Kardeşim Abdülmecid,
Her neyse, bu küçücük kusurla beraber, sen, haşir hakkında, Nur'un emsalsiz hüccetlerinden tam ve mükemmel bir ders alıp, Eski Said'in mümtaz bir şakirdi olduğun gibi, inşaallah Risale-i Nur'un dahi mükemmel bir şakirdi ve dikkatli bir muallimi olacağına kuvvetli bir hüccettir. Ben müsait bir vakitte bazı kelimeleri ya ıslah ve tâdil ederek "Haşir Meselesine Bir İzahlı Haşiye" namında Lâhikaya dercetmek için senin gibi Nurdan tam ders alanlara göndereceğim. Sen evlâtlarınla beraber Fuad, hergün dualarımda ve mânevî yanımda bulunuyorsunuz. Ve senin şimdi vazife-i resmiye cihetiyle çocuklara Kur'ân-ı Azîmüşşânı okutmanı bütün ruh u canımla tebrik ediyorum. Bin bârekâllah derim.

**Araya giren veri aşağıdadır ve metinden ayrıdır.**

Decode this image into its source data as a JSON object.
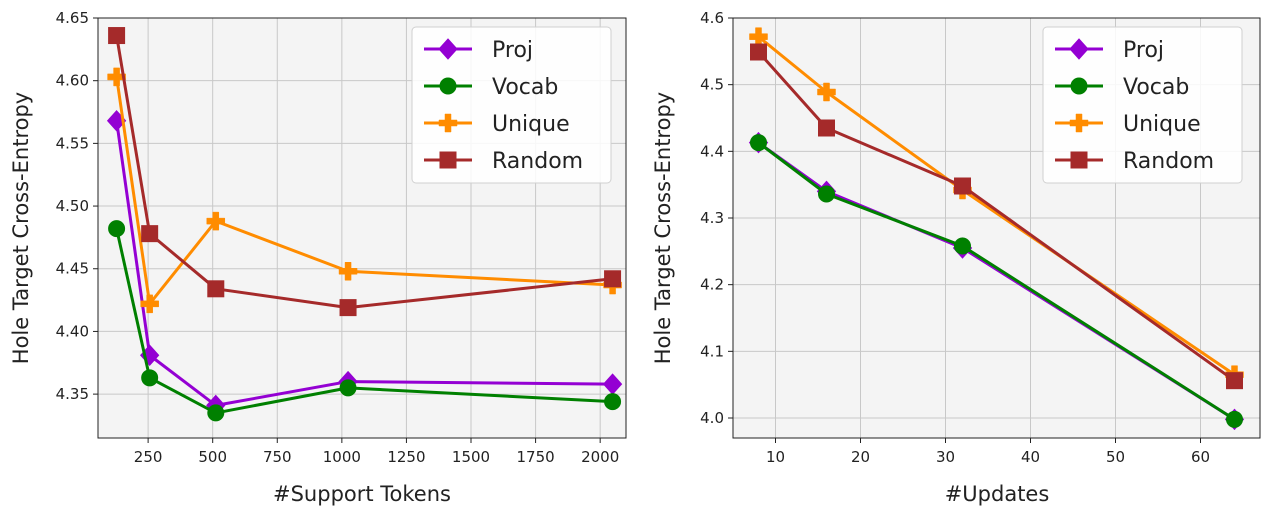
{
  "chart_data": [
    {
      "type": "line",
      "xlabel": "#Support Tokens",
      "ylabel": "Hole Target Cross-Entropy",
      "xlim": [
        56,
        2100
      ],
      "ylim": [
        4.315,
        4.65
      ],
      "xticks": [
        250,
        500,
        750,
        1000,
        1250,
        1500,
        1750,
        2000
      ],
      "yticks": [
        4.35,
        4.4,
        4.45,
        4.5,
        4.55,
        4.6,
        4.65
      ],
      "ytick_labels": [
        "4.35",
        "4.40",
        "4.45",
        "4.50",
        "4.55",
        "4.60",
        "4.65"
      ],
      "grid": true,
      "legend_position": "top-right",
      "x": [
        128,
        256,
        512,
        1024,
        2048
      ],
      "series": [
        {
          "name": "Proj",
          "marker": "diamond",
          "color": "#9400D3",
          "values": [
            4.568,
            4.381,
            4.341,
            4.36,
            4.358
          ]
        },
        {
          "name": "Vocab",
          "marker": "circle",
          "color": "#008000",
          "values": [
            4.482,
            4.363,
            4.335,
            4.355,
            4.344
          ]
        },
        {
          "name": "Unique",
          "marker": "plus",
          "color": "#FF8C00",
          "values": [
            4.603,
            4.422,
            4.488,
            4.448,
            4.437
          ]
        },
        {
          "name": "Random",
          "marker": "square",
          "color": "#A52A2A",
          "values": [
            4.636,
            4.478,
            4.434,
            4.419,
            4.442
          ]
        }
      ]
    },
    {
      "type": "line",
      "xlabel": "#Updates",
      "ylabel": "Hole Target Cross-Entropy",
      "xlim": [
        5,
        67
      ],
      "ylim": [
        3.97,
        4.6
      ],
      "xticks": [
        10,
        20,
        30,
        40,
        50,
        60
      ],
      "yticks": [
        4.0,
        4.1,
        4.2,
        4.3,
        4.4,
        4.5,
        4.6
      ],
      "ytick_labels": [
        "4.0",
        "4.1",
        "4.2",
        "4.3",
        "4.4",
        "4.5",
        "4.6"
      ],
      "grid": true,
      "legend_position": "top-right",
      "x": [
        8,
        16,
        32,
        64
      ],
      "series": [
        {
          "name": "Proj",
          "marker": "diamond",
          "color": "#9400D3",
          "values": [
            4.413,
            4.34,
            4.255,
            3.998
          ]
        },
        {
          "name": "Vocab",
          "marker": "circle",
          "color": "#008000",
          "values": [
            4.413,
            4.336,
            4.258,
            3.998
          ]
        },
        {
          "name": "Unique",
          "marker": "plus",
          "color": "#FF8C00",
          "values": [
            4.572,
            4.489,
            4.342,
            4.065
          ]
        },
        {
          "name": "Random",
          "marker": "square",
          "color": "#A52A2A",
          "values": [
            4.549,
            4.435,
            4.348,
            4.056
          ]
        }
      ]
    }
  ]
}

Hem civarınızda, hem memlekette bütün dost ve akrabalara selâmımı tebliğ ediniz. Şimdi Zülfikar-ı Mu'cizât ve Asâ-yı Mûsâ mecmuaları teksir makinasıyla iki merkezde tab edilmesinden sen bütün kuvvetinle ve tashih cihetinde güzel kaleminle ve dikkatli ilmin ile tam alâkadar ol.
Kardeşiniz
Said Nursî
Mektup: 125
Re'fet ameliyat oldu mu? Ne haldedir? Merak ediyorum. Ona çok dua edildi. Savalı kahraman Ahmed'in kerimesi Hatice'nin yazdığı Asâ-yı Mûsâ Mecmuasını kahraman Tahirî, İstanbul'da birisine emaneten bırakmış. O nüsha hanımları Nurculuğa teşvik ettiği için zayi olmasın. Muattal kalmışsa, lüzum kalmamışsa bana gönderilsin.

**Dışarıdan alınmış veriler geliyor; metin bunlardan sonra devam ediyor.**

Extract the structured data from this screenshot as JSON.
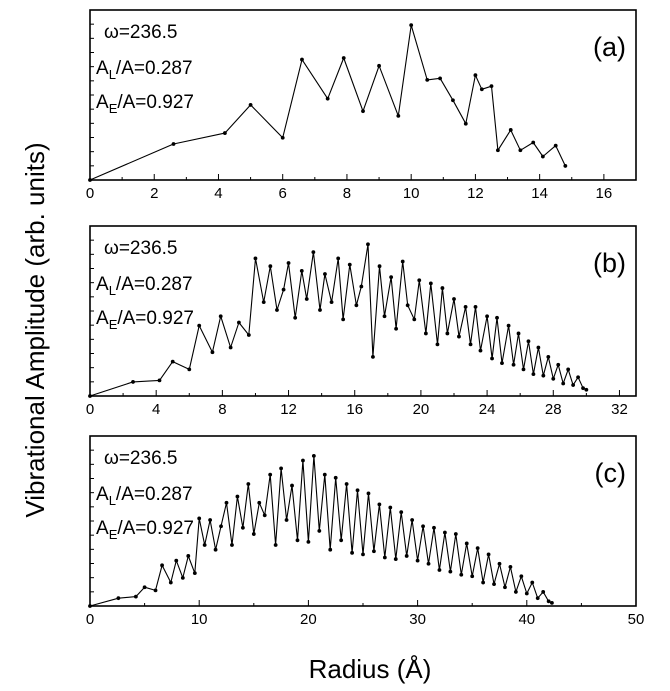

Ramazanınızı, leyle-i Kadrinizi, hem bayramınızı tebrik ederim. Kastamonu'da iken nasıl hergün dualarımda ve mânevî kazançlarımda Nurun has şakirtlerinden Âsiye, Ulviye, Lütfiye'ler, Zehra'lar, Şerife'ler, Hâcer'ler, Necmiye'ler, Nimet'ler, Aliye'ler hissedar olmak için mânen yanımda bulunuyordular; aynen şimdi de öyledirler.
Ben sizleri unutmuyorum. Hattâ bugünlerde birden Ulviye, Lütfiye'yi merak ettim. İkinci gün, ikisinin de mektuplarını, hediyelerini aldım; bunların sadakatlerine bir emare oldu. Eskiden beri âdetim hediyeleri kabul etmemekle beraber, sizin cübbe ve yeleğinizi bu geceki Leyle-i Kadirde giyip Âsiye ile beraber Kastamonu'daki bütün Nur şakirtleri namına kabul ettim. Fakat kaideme muhalif olmamak için, ona mukabil, Emin'de bulunan risalelerimden Lütfiye, Ulviye istediklerini alsınlar; veyahut benim hesabıma Mehmed Feyzi ve arkadaşları onların beğendiklerini yazsınlar.
Benim yanıma çok defa gelen bu hemşirelerimin mâsum evlâtları, Nur şakirtlerinden mâsumlar dairesinde dahildirler ve çok defa hatırlıyorum.